By Maureen Smith
JACKSON – Mississippi parents can use one of the state’s 529 plans to pay for Catholic elementary and high school educations and take advantage of the federal and state tax benefits of the plans. The provision is part of the new tax plan approved by Congress and signed by President Donald Trump in late December.
Emelia Nordan, the college savings and policy director for the Mississippi State Treasurer’s office led a webinar for the Mississippi Independent School Association about the topic on Tuesday, Jan. 30. She explained that Mississippi’s MACS 529 savings account can now be used to pay for private or Catholic School tuition, but urged parents to be cautious and seek advice from a financial planner as they move forward. The MPACT pre-paid college tuition plan is not part of this new provision.
“Last year Congress expanded the definition to include tuition for elementary and secondary education,” said Nordan. Interest earned on deposits is not taxed on a federal level and in Mississippi, “you can contribute $10,000 in a single account, $20,000 in a joint account per year and claim that contribution as a state deduction,” said Nordan. Parents can contribute more than $10,000 per year per child, but that is the only tax deduction they can take. Parents can contribute to an account all the way up to April and claim the deduction on their 2017 taxes.
The deduction only applies if the family is using the Mississippi 529. Out- of-state 529 plans can provide some federal benefits, but only a state plan will result in state tax deductions.
Mississippi’s 529 savings plan has ten different investment options so families can select the one they think will earn them the best return. Another route is to simply deposit the money for the ten-day required waiting period and immediately withdraw it just for the tax benefit.
The families would still have to pay any fees associated with the plan, said John Fletcher, a partner at Jones Walker LLC working with the Tax and Estates Practice Group. He said families should take a good look at whether the tax benefit would offset any fees, but he recommends that families consider finding some way to start saving money.
“What I would ask people is if they are considering opening a 529, can they put $250 in it, maybe more?” If the family is already making tuition payments, Fletcher said they can make the payments into the 529, then get the money back out after the required 10-day waiting period. “Then, if you earn any interest, you keep that money and your cash flow stays the same,” he said. Getting some of the tax benefit is just another bonus if a family uses the plan this way.
In order to access the money, parents can use an online account to have the money transferred directly to their school or ask for a check. Nordan warned that having their student’s identification number or name on withdrawals is important so schools will know how to apply the money. She also said documenting how the money is used is critical.
One unanswered question deals with third-party institutions who process tuition payments. For example, some schools have a partnership with a local bank. Parents can take out a loan for their tuition. The school gets the tuition money up front while parents are able to make year-round payments to the bank. Nordan said it is unclear right now how the IRS will view payments to third-party vendors. “You are self-certifying that this is a qualified expense,” said Nordan. This is part of why documentation of how the money is used can be important.

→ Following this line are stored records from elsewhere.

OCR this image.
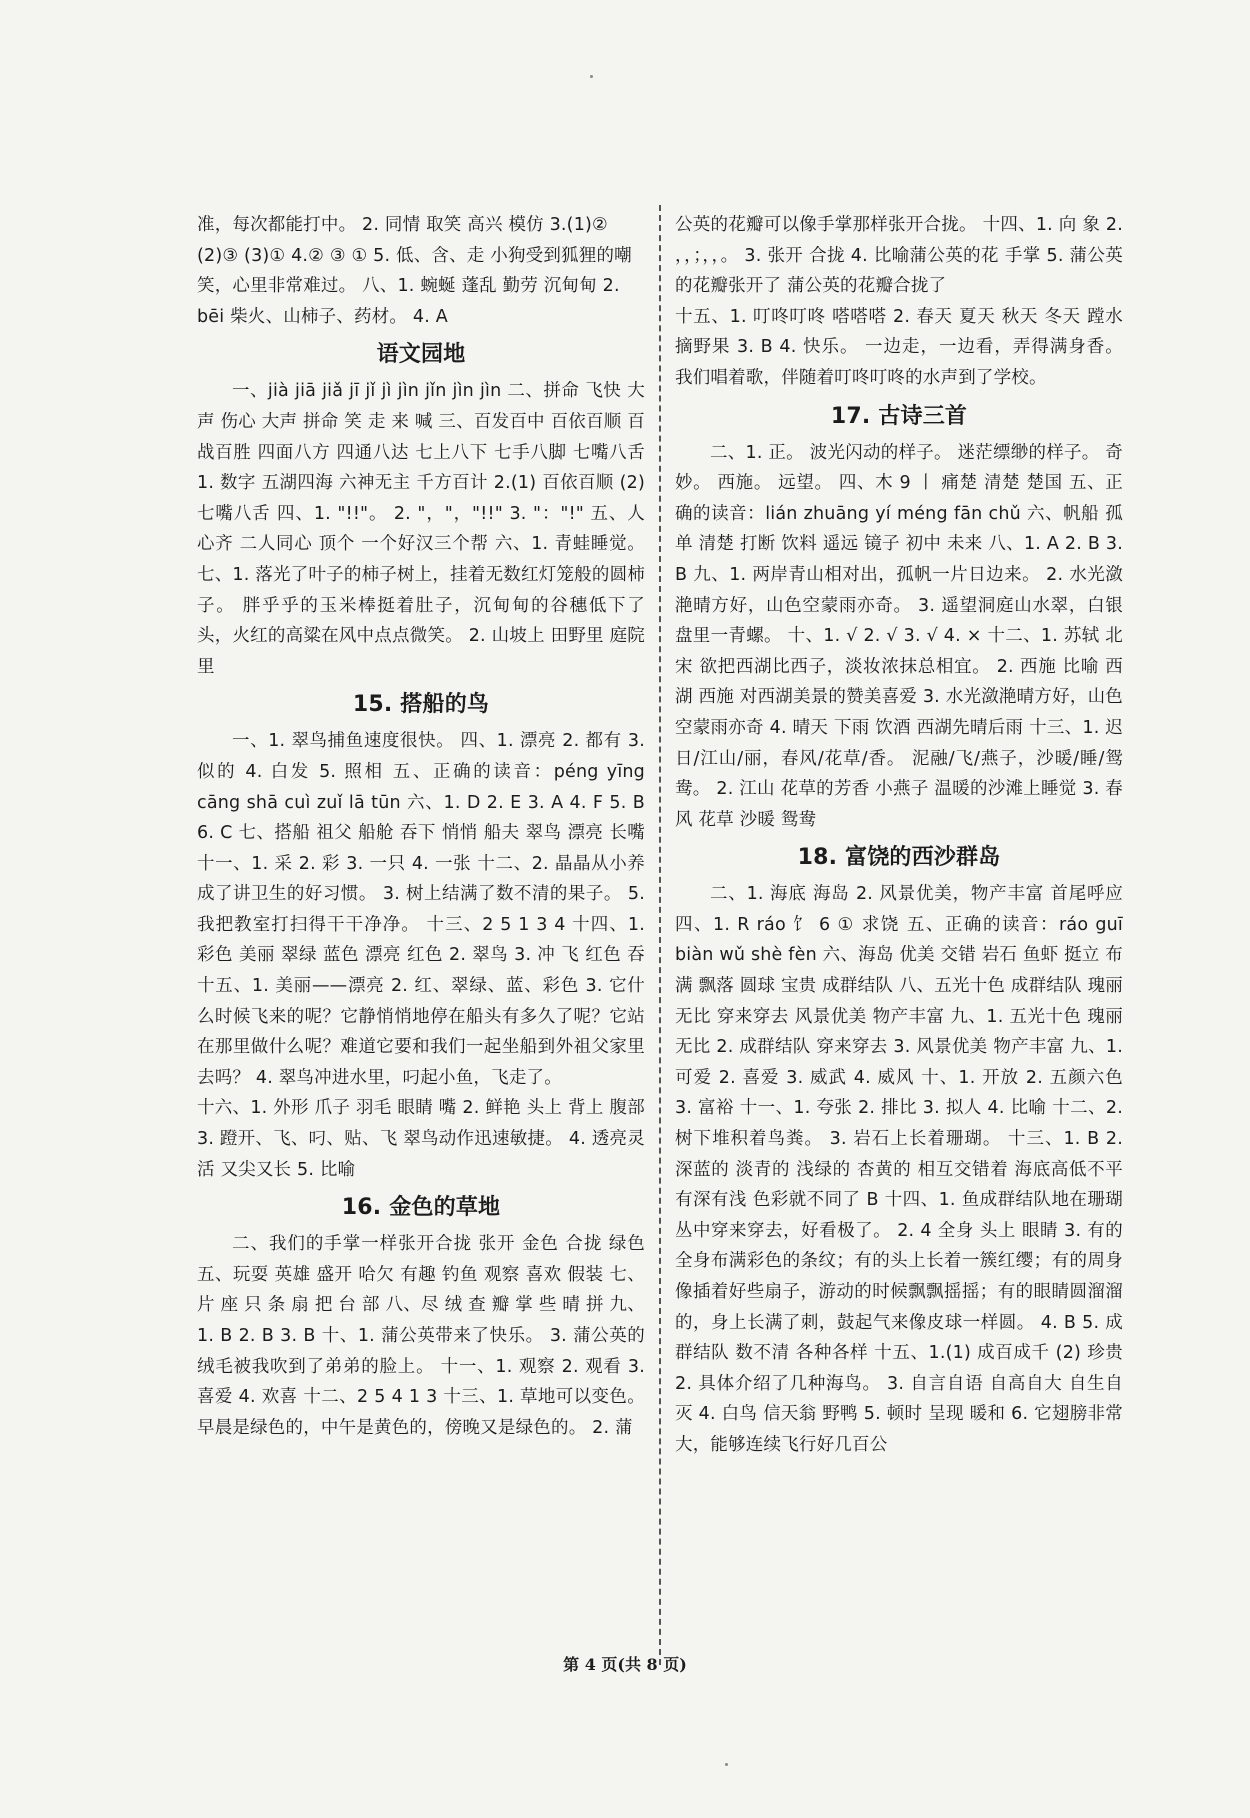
准，每次都能打中。 2. 同情 取笑 高兴 模仿 3.(1)② (2)③ (3)① 4.② ③ ① 5. 低、含、走 小狗受到狐狸的嘲笑，心里非常难过。 八、1. 蜿蜒 蓬乱 勤劳 沉甸甸 2. bēi 柴火、山柿子、药材。 4. A

语文园地

一、jià jiā jiǎ jī jǐ jì jìn jǐn jìn jìn 二、拼命 飞快 大声 伤心 大声 拼命 笑 走 来 喊 三、百发百中 百依百顺 百战百胜 四面八方 四通八达 七上八下 七手八脚 七嘴八舌 1. 数字 五湖四海 六神无主 千方百计 2.(1) 百依百顺 (2) 七嘴八舌 四、1. "!!"。 2. "，"，"!!" 3. "："!" 五、人心齐 二人同心 顶个 一个好汉三个帮 六、1. 青蛙睡觉。 七、1. 落光了叶子的柿子树上，挂着无数红灯笼般的圆柿子。 胖乎乎的玉米棒挺着肚子，沉甸甸的谷穗低下了头，火红的高粱在风中点点微笑。 2. 山坡上 田野里 庭院里

15. 搭船的鸟

一、1. 翠鸟捕鱼速度很快。 四、1. 漂亮 2. 都有 3. 似的 4. 白发 5. 照相 五、正确的读音：péng yīng cāng shā cuì zuǐ lā tūn 六、1. D 2. E 3. A 4. F 5. B 6. C 七、搭船 祖父 船舱 吞下 悄悄 船夫 翠鸟 漂亮 长嘴 十一、1. 采 2. 彩 3. 一只 4. 一张 十二、2. 晶晶从小养成了讲卫生的好习惯。 3. 树上结满了数不清的果子。 5. 我把教室打扫得干干净净。 十三、2 5 1 3 4 十四、1. 彩色 美丽 翠绿 蓝色 漂亮 红色 2. 翠鸟 3. 冲 飞 红色 吞 十五、1. 美丽——漂亮 2. 红、翠绿、蓝、彩色 3. 它什么时候飞来的呢？它静悄悄地停在船头有多久了呢？它站在那里做什么呢？难道它要和我们一起坐船到外祖父家里去吗？ 4. 翠鸟冲进水里，叼起小鱼，飞走了。

十六、1. 外形 爪子 羽毛 眼睛 嘴 2. 鲜艳 头上 背上 腹部 3. 蹬开、飞、叼、贴、飞 翠鸟动作迅速敏捷。 4. 透亮灵活 又尖又长 5. 比喻

16. 金色的草地

二、我们的手掌一样张开合拢 张开 金色 合拢 绿色 五、玩耍 英雄 盛开 哈欠 有趣 钓鱼 观察 喜欢 假装 七、片 座 只 条 扇 把 台 部 八、尽 绒 查 瓣 掌 些 晴 拼 九、1. B 2. B 3. B 十、1. 蒲公英带来了快乐。 3. 蒲公英的绒毛被我吹到了弟弟的脸上。 十一、1. 观察 2. 观看 3. 喜爱 4. 欢喜 十二、2 5 4 1 3 十三、1. 草地可以变色。早晨是绿色的，中午是黄色的，傍晚又是绿色的。 2. 蒲

公英的花瓣可以像手掌那样张开合拢。 十四、1. 向 象 2. ，，；，，。 3. 张开 合拢 4. 比喻蒲公英的花 手掌 5. 蒲公英的花瓣张开了 蒲公英的花瓣合拢了

十五、1. 叮咚叮咚 嗒嗒嗒 2. 春天 夏天 秋天 冬天 蹚水 摘野果 3. B 4. 快乐。 一边走，一边看，弄得满身香。 我们唱着歌，伴随着叮咚叮咚的水声到了学校。

17. 古诗三首

二、1. 正。 波光闪动的样子。 迷茫缥缈的样子。 奇妙。 西施。 远望。 四、木 9 丨 痛楚 清楚 楚国 五、正确的读音：lián zhuāng yí méng fān chǔ 六、帆船 孤单 清楚 打断 饮料 遥远 镜子 初中 未来 八、1. A 2. B 3. B 九、1. 两岸青山相对出，孤帆一片日边来。 2. 水光潋滟晴方好，山色空蒙雨亦奇。 3. 遥望洞庭山水翠，白银盘里一青螺。 十、1. √ 2. √ 3. √ 4. × 十二、1. 苏轼 北宋 欲把西湖比西子，淡妆浓抹总相宜。 2. 西施 比喻 西湖 西施 对西湖美景的赞美喜爱 3. 水光潋滟晴方好，山色空蒙雨亦奇 4. 晴天 下雨 饮酒 西湖先晴后雨 十三、1. 迟日/江山/丽，春风/花草/香。 泥融/飞/燕子，沙暖/睡/鸳鸯。 2. 江山 花草的芳香 小燕子 温暖的沙滩上睡觉 3. 春风 花草 沙暖 鸳鸯

18. 富饶的西沙群岛

二、1. 海底 海岛 2. 风景优美，物产丰富 首尾呼应 四、1. R ráo 饣 6 ① 求饶 五、正确的读音：ráo guī biàn wǔ shè fèn 六、海岛 优美 交错 岩石 鱼虾 挺立 布满 飘落 圆球 宝贵 成群结队 八、五光十色 成群结队 瑰丽无比 穿来穿去 风景优美 物产丰富 九、1. 五光十色 瑰丽无比 2. 成群结队 穿来穿去 3. 风景优美 物产丰富 九、1. 可爱 2. 喜爱 3. 威武 4. 威风 十、1. 开放 2. 五颜六色 3. 富裕 十一、1. 夸张 2. 排比 3. 拟人 4. 比喻 十二、2. 树下堆积着鸟粪。 3. 岩石上长着珊瑚。 十三、1. B 2. 深蓝的 淡青的 浅绿的 杏黄的 相互交错着 海底高低不平 有深有浅 色彩就不同了 B 十四、1. 鱼成群结队地在珊瑚丛中穿来穿去，好看极了。 2. 4 全身 头上 眼睛 3. 有的全身布满彩色的条纹；有的头上长着一簇红缨；有的周身像插着好些扇子，游动的时候飘飘摇摇；有的眼睛圆溜溜的，身上长满了刺，鼓起气来像皮球一样圆。 4. B 5. 成群结队 数不清 各种各样 十五、1.(1) 成百成千 (2) 珍贵 2. 具体介绍了几种海鸟。 3. 自言自语 自高自大 自生自灭 4. 白鸟 信天翁 野鸭 5. 顿时 呈现 暖和 6. 它翅膀非常大，能够连续飞行好几百公

第 4 页(共 8 页)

Fletcher said it might be better to withdraw the money as a loan reimbursement rather than have the 529 pay the bank, but he added that the Internal Revenue Service has not yet clarified this part of the plan.
Another unclear area is whether the money can be used for pre-kindergarten programs. In the case of colleges and universities, the accreditation of the institution is what determines if it is eligible for money. The initial bill references K-12 education, so pre-kindergarten families may want to wait until the IRS weighs in on that issue.
The changes are getting attention on a national level. Representatives from the U.S. Conference of Catholic Bishops and the National Catholic Educational Association spoke with Catholic News Service about the need to educate the Catholic School community about the new options. One significant change the national representatives are discussing is the definition of who may contribute to such a plan. Under the original 529 framework, it was parents. Now, it could be pretty much anyone.
“Grandma and Grandpa, aunts and uncles, and parishioners” could make contributions under an expanded 529 rubric, Daniels noted. No matter who contributes, only the account holder gets the tax benefit in Mississippi.
“I was the principal of a grade school, and I know there are parishioners who really want to make a difference in children’s lives,” said Dominican Sister John Mary Fleming, executive director of Catholic education for the USCCB.
Under the new law, not only can multiple people contribute to an account, multiple accounts can be opened for the same child, according to Kathryn Flynn, content director of savingforcollege.com, which provides research on 529 plans’ performance rankings and other metrics, then recasts it to make it more understandable.
Non-profit organizations can even open an account to earn interest for scholarships. The non-profit would not have to designate a recipient until the scholarship is awarded.